Qwen35 runner: `Qwen35CompileCache::with_aot` in the in-tree Qwen3.5 builder +
[`CompilationMode::Aot`](../../rlx-ir/src/component.rs) persist specialized LIR to disk.
## Multi-stream models (FLUX, …)
Generic primitives in `rlx-flow`:
- **`bind_inputs_to_streams`** — map declared graph inputs (`hidden`, `encoder`, …) into named streams.
- **`dual_stream(name, a, b, f)`** — transform two streams in place; arch plugins emit HIR via `Emit`.
- **`plugin_named` / `PluginStage`** — type-erased arch blocks live in downstream crates, not new `FlowStage` enum variants.

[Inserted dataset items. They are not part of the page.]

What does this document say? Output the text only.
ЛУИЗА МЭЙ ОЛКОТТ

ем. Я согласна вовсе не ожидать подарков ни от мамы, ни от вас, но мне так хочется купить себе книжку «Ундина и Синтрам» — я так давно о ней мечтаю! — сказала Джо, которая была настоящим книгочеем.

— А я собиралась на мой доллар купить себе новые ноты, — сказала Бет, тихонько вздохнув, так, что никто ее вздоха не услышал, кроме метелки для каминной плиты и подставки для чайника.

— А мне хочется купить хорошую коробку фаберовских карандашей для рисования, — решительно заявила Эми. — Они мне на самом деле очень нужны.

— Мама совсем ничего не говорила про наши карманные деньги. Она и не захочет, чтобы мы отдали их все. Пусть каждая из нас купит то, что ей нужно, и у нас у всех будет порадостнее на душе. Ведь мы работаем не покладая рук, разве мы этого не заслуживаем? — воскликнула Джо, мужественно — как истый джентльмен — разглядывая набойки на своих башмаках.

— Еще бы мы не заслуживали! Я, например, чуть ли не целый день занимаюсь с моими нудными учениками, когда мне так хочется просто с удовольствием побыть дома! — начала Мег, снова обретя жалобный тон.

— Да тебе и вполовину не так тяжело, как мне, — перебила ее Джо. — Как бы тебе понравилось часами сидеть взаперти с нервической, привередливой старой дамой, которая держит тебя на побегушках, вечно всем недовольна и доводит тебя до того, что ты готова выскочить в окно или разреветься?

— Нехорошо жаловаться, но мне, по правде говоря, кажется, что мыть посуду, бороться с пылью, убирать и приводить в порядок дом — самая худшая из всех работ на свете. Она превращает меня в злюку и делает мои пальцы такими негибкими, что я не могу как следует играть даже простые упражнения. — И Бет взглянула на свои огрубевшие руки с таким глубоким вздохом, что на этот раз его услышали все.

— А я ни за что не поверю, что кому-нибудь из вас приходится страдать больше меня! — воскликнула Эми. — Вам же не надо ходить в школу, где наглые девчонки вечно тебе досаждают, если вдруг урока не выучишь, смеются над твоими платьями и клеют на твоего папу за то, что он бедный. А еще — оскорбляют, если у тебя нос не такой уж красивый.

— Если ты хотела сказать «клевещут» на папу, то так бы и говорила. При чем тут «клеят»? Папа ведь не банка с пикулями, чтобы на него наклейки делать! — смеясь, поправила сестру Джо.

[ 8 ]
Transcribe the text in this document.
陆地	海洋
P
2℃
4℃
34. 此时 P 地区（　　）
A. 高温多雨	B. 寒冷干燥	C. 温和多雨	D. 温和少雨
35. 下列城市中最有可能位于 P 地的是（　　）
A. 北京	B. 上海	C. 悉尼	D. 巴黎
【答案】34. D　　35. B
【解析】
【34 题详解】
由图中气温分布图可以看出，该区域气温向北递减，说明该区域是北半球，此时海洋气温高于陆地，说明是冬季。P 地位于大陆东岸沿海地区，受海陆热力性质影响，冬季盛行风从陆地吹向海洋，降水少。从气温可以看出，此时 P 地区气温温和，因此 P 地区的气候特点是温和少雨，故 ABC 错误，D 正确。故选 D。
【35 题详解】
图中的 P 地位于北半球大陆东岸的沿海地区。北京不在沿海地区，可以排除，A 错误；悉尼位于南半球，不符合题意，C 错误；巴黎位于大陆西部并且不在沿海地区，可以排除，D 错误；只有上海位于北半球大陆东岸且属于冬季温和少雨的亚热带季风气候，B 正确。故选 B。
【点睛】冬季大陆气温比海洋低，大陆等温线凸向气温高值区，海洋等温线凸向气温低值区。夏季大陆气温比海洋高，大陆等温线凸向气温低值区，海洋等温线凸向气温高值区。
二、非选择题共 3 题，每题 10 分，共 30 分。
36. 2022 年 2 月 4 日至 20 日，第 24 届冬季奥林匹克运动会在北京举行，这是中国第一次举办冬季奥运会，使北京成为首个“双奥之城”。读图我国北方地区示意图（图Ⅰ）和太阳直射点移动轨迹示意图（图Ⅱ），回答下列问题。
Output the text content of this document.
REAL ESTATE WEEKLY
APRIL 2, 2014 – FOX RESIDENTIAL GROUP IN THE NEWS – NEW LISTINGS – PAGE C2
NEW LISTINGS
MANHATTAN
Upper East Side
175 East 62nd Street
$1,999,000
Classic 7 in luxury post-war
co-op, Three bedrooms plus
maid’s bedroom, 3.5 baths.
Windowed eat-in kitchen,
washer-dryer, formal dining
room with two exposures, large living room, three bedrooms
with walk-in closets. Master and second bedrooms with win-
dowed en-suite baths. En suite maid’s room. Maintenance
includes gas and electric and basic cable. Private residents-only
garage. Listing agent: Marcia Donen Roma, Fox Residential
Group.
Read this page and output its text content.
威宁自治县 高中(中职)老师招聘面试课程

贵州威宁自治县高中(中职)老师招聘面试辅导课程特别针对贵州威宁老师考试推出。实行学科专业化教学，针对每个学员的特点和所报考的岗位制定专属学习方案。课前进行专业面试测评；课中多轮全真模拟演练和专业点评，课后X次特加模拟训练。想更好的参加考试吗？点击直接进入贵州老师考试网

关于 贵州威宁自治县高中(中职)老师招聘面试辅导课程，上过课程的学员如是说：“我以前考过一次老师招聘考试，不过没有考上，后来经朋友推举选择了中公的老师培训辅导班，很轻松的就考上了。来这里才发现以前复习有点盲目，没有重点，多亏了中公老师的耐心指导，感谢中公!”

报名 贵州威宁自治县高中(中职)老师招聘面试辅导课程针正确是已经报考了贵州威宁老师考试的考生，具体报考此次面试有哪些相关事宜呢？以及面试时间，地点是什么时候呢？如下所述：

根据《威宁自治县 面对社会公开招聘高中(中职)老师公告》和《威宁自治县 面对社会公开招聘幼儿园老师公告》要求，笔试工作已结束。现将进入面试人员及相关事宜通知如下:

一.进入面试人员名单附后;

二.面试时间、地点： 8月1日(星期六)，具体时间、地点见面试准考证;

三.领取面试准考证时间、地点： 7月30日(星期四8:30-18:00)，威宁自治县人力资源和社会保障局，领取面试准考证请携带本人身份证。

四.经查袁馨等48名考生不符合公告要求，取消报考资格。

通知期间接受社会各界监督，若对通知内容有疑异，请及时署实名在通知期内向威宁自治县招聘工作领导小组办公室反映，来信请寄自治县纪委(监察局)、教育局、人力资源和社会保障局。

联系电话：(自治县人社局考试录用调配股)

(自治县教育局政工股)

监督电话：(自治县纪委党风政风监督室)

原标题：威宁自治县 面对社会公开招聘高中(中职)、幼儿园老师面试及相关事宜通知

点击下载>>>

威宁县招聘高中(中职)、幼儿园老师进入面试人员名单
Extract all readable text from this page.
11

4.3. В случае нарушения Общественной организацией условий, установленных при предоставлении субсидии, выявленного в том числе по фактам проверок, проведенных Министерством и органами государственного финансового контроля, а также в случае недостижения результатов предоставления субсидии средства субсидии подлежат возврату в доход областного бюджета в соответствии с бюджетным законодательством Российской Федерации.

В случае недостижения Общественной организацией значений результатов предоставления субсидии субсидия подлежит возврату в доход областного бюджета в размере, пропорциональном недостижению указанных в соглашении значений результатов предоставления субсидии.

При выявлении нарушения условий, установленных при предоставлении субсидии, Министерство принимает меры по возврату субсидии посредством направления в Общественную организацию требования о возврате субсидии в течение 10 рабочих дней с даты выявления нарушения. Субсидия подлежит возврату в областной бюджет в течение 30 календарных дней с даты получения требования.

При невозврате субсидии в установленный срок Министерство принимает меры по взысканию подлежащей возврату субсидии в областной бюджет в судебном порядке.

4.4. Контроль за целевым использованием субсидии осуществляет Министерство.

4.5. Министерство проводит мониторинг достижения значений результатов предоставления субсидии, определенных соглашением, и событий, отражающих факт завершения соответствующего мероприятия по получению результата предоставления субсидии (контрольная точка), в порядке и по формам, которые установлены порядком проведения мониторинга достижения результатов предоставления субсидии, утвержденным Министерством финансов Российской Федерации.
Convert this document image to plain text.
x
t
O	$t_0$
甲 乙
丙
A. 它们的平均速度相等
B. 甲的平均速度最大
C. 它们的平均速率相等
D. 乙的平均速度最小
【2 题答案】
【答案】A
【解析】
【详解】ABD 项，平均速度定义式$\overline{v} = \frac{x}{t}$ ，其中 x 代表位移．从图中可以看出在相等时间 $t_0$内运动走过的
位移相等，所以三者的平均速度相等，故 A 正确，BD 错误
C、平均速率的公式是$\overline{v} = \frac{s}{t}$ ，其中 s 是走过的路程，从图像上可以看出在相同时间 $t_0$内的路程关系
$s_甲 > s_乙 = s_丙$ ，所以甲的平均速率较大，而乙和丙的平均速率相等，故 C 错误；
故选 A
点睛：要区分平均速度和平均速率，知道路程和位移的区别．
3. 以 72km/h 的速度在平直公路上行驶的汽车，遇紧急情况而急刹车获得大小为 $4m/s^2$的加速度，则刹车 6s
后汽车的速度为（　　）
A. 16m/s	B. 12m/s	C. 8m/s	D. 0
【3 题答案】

Convention stream ids: `stream::id::IMG`, `stream::id::TXT`, `stream::id::MAIN` (any string works).
Arch recipes (`Flux2Flow`, `Qwen35Flow`) compose these; fused composites stay in `rlx-ir` / existing HIR builders.
## Adding a block
1. Add a stage struct under `src/blocks/`.
2. Implement `BlockStage::emit(&self, ctx: &mut FlowCtx, input: FlowValue) -> Result<FlowValue>`.
3. Add a `FlowStage` variant.
4. Document weight key conventions.
Promote repeated hand-wired subgraphs from in-tree model builders into blocks — do not add new `HirGraphExt` wiring in model code.